Still, for some people with type 2, it is possible to eliminate the need for medications by modifying their diet. Ratner said that while clinical trial evidence demonstrates how many people can successfully reach remission through dieting, people must enjoy the diet, see the benefits, and be able to stick to it in their daily lives.

“Sustainability and durability are what differentiates [Virta Health’s] approach from other diets that are not as sustainable,” said Ratner. “One of the issues with other lifestyle interventions is that people don’t see the effects very quickly, so they stop the program. Individuals with a well-formulated ketogenic [very low-carb, high fat] diet are seeing falls in glucose on day 2. They are seeing decreases in medication on day 1 or 2. They are seeing falls in weight after the first week. People see the beneficial effects, so they stick with it.”

Finally, panelists discussed the effects of stigma on weight management, and how new treatments have impacted how individuals experience living with type 2 diabetes.

“There is a perception in society that excess weight is ‘the patient’s fault.’ We now know that is not the case,” said Ratner. “We know that there are [brain] signals, inflammatory responses, and other factors [outside the individual’s control] that affect metabolism. People who have struggled with weight management will have tried a thousand different diets, and none of them worked. If they can find something that works, their whole personality begins to change, since they’ve found success, as opposed to this perception of failure.”
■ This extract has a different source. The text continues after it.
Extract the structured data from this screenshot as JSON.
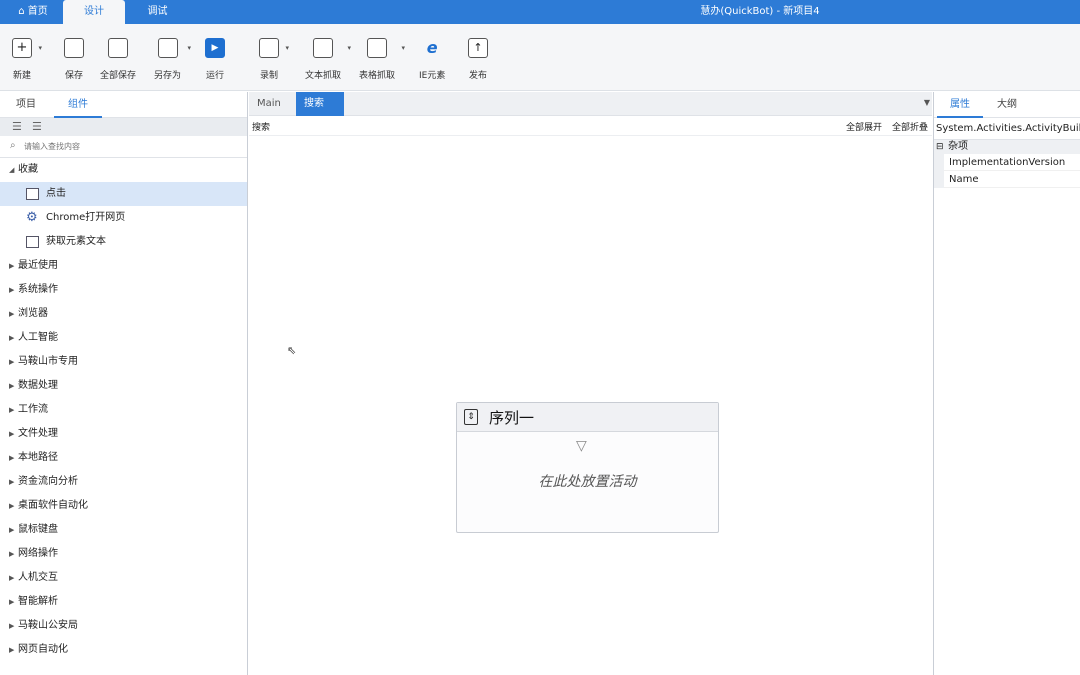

“Over time, we’ve had improvements to therapies, including surgeries and medications,” said Glass. “We’ve been able to identify new targets and therapies that deliver significant improvements in weight, which provide more tools to address that weight stigma. At the end of the day, we want the patient to achieve a healthy metabolic state,” he added.

“I hope that with the tools we have today that weight can be treated as an objective factor, as one biomarker in the bigger picture,” said Aroda. “Weight is an important factor, but there are so many historical, social, and cultural issues that affect weight. I hope the tools we have allow us to have more holistic conversations with patients that we should have been having this whole time.”

Overall, panelists were very optimistic about the future of type 2 diabetes treatment and the tools available that might allow some people to achieve diabetes remission. “The key is to start treatment early,” said Moses, the panel moderator, in his closing remarks. “You have the best chance of achieving a good outcome, sustaining that outcome for a long time, and impacting long term complications over a lifetime. The tools are there; it’s an exciting time in diabetes, both for the science, and the translation of that science, into clinical care for people living with diabetes.”